“That sobbing soldier has to go”
The obvious worst-case-scenario end of the world as we know it according to media researcher and publisher David Nieborg is: “Someone pushing a button on a Playstation controller”. That’s the way the US Army controls its nuclear armory, as attendants of the SG lecture learned last Wednesday. It was one of the fascinating examples that Nieborg put forward in his story about the inextricable link between war games and the US army.
The US Army needs eighty thousand new recruits every year. To get to that number, it has over a billion dollars at its disposal for recruitment purposes. Hollywood movies that need tanks or helicopters can loan those from the army for free, often on the condition the movie doesn’t show any crying soldiers, says Nieborg. After all, that doesn’t make the army very appealing to potential new recruits. The army has also developed a game, America’s Army, which attracted tens of thousands of players in the Netherlands alone.

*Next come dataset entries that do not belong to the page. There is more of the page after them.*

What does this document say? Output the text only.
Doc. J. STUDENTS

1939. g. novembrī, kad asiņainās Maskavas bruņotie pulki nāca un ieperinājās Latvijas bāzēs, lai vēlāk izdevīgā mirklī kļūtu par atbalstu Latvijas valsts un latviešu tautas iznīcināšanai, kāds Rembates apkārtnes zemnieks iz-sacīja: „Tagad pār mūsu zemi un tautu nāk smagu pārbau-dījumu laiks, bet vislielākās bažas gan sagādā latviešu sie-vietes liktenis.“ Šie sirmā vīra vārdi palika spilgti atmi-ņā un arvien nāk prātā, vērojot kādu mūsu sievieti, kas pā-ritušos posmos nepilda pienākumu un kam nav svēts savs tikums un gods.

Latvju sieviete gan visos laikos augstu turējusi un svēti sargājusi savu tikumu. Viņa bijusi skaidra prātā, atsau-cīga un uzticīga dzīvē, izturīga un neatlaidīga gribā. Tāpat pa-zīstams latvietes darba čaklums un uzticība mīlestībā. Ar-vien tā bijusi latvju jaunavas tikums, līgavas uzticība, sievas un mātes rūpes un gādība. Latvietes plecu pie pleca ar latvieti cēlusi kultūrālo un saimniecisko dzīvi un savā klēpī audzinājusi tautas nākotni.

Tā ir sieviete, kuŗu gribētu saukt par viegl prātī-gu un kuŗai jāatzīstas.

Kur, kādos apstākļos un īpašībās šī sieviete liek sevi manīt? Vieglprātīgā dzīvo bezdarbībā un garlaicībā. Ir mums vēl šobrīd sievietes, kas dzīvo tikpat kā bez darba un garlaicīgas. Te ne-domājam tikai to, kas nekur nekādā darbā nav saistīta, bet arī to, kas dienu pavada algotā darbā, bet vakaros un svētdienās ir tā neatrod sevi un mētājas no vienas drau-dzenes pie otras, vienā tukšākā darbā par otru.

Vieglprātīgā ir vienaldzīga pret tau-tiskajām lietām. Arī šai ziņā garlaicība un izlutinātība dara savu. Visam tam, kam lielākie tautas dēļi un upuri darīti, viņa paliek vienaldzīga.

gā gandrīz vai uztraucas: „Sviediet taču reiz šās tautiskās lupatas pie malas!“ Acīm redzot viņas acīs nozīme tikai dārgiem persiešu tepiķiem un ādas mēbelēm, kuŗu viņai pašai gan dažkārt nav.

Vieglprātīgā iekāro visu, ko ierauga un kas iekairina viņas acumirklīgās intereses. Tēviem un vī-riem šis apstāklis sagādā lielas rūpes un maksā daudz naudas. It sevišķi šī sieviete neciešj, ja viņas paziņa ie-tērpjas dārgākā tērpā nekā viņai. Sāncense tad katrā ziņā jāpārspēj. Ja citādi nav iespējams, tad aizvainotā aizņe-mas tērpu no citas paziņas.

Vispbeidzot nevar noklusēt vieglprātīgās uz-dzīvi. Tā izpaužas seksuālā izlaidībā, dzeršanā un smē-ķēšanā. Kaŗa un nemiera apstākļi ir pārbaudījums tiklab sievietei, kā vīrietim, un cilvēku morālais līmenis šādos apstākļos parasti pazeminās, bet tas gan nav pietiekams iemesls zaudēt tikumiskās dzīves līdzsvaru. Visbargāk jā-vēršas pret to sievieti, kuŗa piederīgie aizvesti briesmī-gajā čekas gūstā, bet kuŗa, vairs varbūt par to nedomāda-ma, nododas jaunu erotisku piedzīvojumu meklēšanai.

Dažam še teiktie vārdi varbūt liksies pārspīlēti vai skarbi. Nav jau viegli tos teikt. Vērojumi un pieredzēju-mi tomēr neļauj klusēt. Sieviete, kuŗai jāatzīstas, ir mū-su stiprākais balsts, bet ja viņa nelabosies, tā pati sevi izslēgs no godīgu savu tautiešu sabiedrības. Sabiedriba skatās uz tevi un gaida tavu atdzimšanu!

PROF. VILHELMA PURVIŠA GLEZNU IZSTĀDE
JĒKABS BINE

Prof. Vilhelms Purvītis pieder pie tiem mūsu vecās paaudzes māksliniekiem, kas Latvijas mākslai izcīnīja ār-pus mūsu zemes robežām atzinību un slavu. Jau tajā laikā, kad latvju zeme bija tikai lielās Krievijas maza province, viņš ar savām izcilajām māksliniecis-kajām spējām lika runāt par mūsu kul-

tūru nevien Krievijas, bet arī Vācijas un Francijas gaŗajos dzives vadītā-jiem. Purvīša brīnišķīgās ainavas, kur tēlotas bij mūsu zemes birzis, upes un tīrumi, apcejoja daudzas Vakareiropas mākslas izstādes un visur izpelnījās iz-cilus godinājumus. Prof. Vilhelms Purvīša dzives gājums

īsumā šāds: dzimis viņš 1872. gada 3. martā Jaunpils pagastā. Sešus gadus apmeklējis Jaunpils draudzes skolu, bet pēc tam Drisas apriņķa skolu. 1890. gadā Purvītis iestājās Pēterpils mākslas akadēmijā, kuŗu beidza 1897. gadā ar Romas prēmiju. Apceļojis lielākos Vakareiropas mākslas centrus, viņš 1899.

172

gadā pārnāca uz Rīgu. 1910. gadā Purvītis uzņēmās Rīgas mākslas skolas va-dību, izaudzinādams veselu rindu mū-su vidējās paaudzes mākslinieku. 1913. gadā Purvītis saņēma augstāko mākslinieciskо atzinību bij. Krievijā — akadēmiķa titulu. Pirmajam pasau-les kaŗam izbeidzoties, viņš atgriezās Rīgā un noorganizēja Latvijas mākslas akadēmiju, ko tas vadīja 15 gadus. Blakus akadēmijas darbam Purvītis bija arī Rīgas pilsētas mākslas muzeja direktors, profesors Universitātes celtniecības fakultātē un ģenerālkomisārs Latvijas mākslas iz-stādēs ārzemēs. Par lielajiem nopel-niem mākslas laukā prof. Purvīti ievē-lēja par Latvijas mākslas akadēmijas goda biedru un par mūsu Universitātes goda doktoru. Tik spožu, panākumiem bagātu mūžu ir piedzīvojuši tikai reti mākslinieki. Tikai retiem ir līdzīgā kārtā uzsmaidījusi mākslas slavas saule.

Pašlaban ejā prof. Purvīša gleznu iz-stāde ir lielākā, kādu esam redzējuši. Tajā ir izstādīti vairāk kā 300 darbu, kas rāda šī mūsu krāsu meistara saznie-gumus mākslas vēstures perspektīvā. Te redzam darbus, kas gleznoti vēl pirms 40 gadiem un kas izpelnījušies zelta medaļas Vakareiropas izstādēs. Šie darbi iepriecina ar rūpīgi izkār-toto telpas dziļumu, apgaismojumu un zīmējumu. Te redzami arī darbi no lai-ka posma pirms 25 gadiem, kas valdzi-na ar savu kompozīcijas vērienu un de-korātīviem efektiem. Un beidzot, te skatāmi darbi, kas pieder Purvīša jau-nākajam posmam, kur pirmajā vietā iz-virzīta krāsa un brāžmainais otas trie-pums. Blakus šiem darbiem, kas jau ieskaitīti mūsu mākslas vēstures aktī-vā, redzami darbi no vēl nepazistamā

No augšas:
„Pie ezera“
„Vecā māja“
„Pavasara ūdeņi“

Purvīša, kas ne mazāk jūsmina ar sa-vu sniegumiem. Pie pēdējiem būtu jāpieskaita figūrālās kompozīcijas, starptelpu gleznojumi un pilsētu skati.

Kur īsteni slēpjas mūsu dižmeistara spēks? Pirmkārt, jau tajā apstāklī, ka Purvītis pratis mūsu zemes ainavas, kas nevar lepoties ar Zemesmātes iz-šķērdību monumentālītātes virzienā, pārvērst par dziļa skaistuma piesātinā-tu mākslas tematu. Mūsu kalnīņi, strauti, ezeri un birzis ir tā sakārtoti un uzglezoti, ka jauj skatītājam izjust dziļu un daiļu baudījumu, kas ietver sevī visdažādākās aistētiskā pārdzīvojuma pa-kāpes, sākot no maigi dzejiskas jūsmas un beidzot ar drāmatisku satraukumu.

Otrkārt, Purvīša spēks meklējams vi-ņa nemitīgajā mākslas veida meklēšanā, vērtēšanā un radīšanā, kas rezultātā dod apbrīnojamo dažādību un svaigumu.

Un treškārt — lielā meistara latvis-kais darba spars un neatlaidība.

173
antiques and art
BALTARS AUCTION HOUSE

“The game cost the army twenty million dollars, but it brought in seven hundred million dollars worth of new recruits.” The ‘set’ of Call of Duty – with a little under thirty million players one of the biggest war games out there – there’s even a US Army propaganda officer. Officially he’s there to keep the game as realistic as possible, but in reality he makes sure there are no civilian casualties, and that other more complex aspects of war remain underexposed. The only options gamers have, is killing the enemy a.s.a.p. It’s exactly what the army needs, says Nieborg. The ‘kinetic’ aspect, the excitement and action, is exactly what makes young men decide to enlist.